Almost always. I have been known to rush into a short film, not knowing where the journey will end up. But for anything longer I like to have a map, even if I decide to go off-road someway down the line. (I’m bailing out of the motoring analogy at this point.)
2. Do you write straight through a script, or do you sometimes tackle the scenes out of order?
I plough through roughly from start to finish – occasionally this entails leaving a scene and coming back to it later.
3. Do you prefer writing with a pen or using a computer?
Both. I spend a lot of my time in trains, and I like to work with pencil and paper when on the move. Then I get home and type it all up.
4. Do you prefer writing in first person or third?
I only work on screen/radio plays, so third person is a given. I wonder what the average script reader would make of a screenplay written in the first person. I’m almost tempted to try to write one. Almost.
5. Do you listen to music while you write?
Sometimes. Usually at the start of work when I’m trying to get to the right level of concentration. When I achieve the right level of concentration, I get irritated with the music, and switch it off.
6. How do you come up with the perfect names for your characters?
To quote the late, great Douglas Adams: “If you have trouble with character names, you’re probably using the wrong kind of coffee. Try an Italian blend.”
(I don’t really know what he was talking about either, to be honest.)
7. When you’re writing, do you ever imagine your script as a book/short story?
No. But I often imagine it as a movie. That’s been made. And won me an Oscar. You’ve got to get through the day somehow.
8. Have you ever had a character insist on doing something you really didn’t want him/her to do?
Occasionally things end up going a different way to how I expected, but it never feels like the character is gaining their own autonomy. I think that phenomenon’s a little bit of exaggerated mythologizing about the creative process.
9. Do you know how a script is going to end when you start it?
I refer the learned gentleman to the answers I gave to 1 and 8 above.
10. Where do you write?
On the commute to the day job, and at home.
11. What do you do when you get writer’s block?
Write. (Someone once said: Writer’s block is nature’s way of telling you you’re not a writer - a bit harsh, maybe, but I broadly agree with it.)
12. What size increments do you write in?
Size doesn’t matter. It’s what you do with it that counts. Ahem.
13. How many different drafts did you write for your last project?
My last short film went through seven drafts, and two further sets of revisions.
14. Have you ever changed a character’s name midway through a draft?
15. Do you let anyone read your script while you’re working on it, or do you wait until you’ve completed a draft before letting someone else see it?
For a spec script, I’d finish up before I showed anyone.

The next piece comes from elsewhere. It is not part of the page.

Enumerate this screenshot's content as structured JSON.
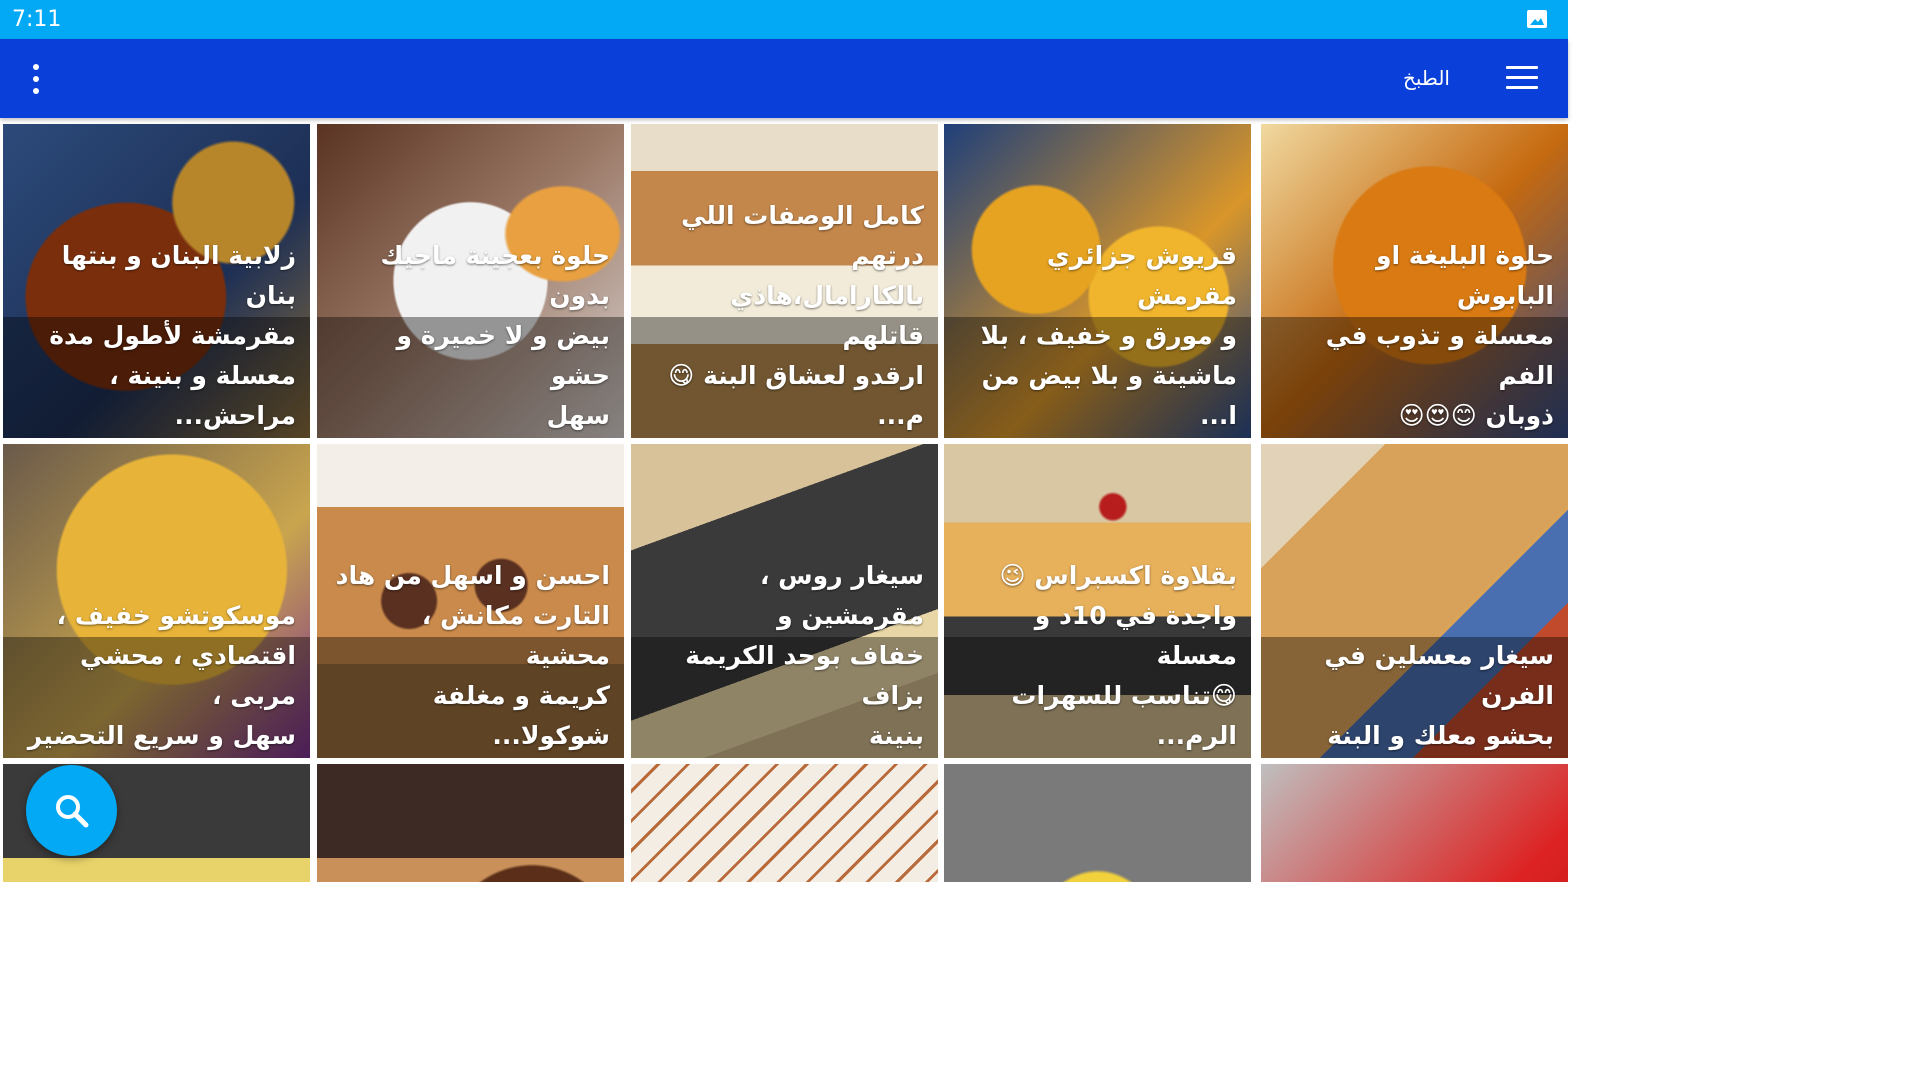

For a commission, I’d provide pages to my producer whenever I was asked.
16. What do you do to celebrate when you've finished a draft?
A glass of wine is customary.
17. One project at a time, or multiple projects at once?
I have lots of things on the go, but I can only sit down and do a draft of any one of them at any time, or I’d never get anything finished. (I’m a man, I can’t multitask, apparently.)
18. Do your scripts grow or shrink in revision?
Sometimes they grow, sometimes they shrink. But let’s not discount the possibility of a new draft being exactly the same length as the previous one too. It could happen!
19. Do you have any writing or critique partners?
Never worked with a co-writer. But there are a lot of great folks out there in the Scribosphere (hello!) who have reviewed my work in the past.
20. Do you prefer drafting or revising?
You've got to learn to love both, I think. But nothing beats the feeling of starting out on the first draft of a new project.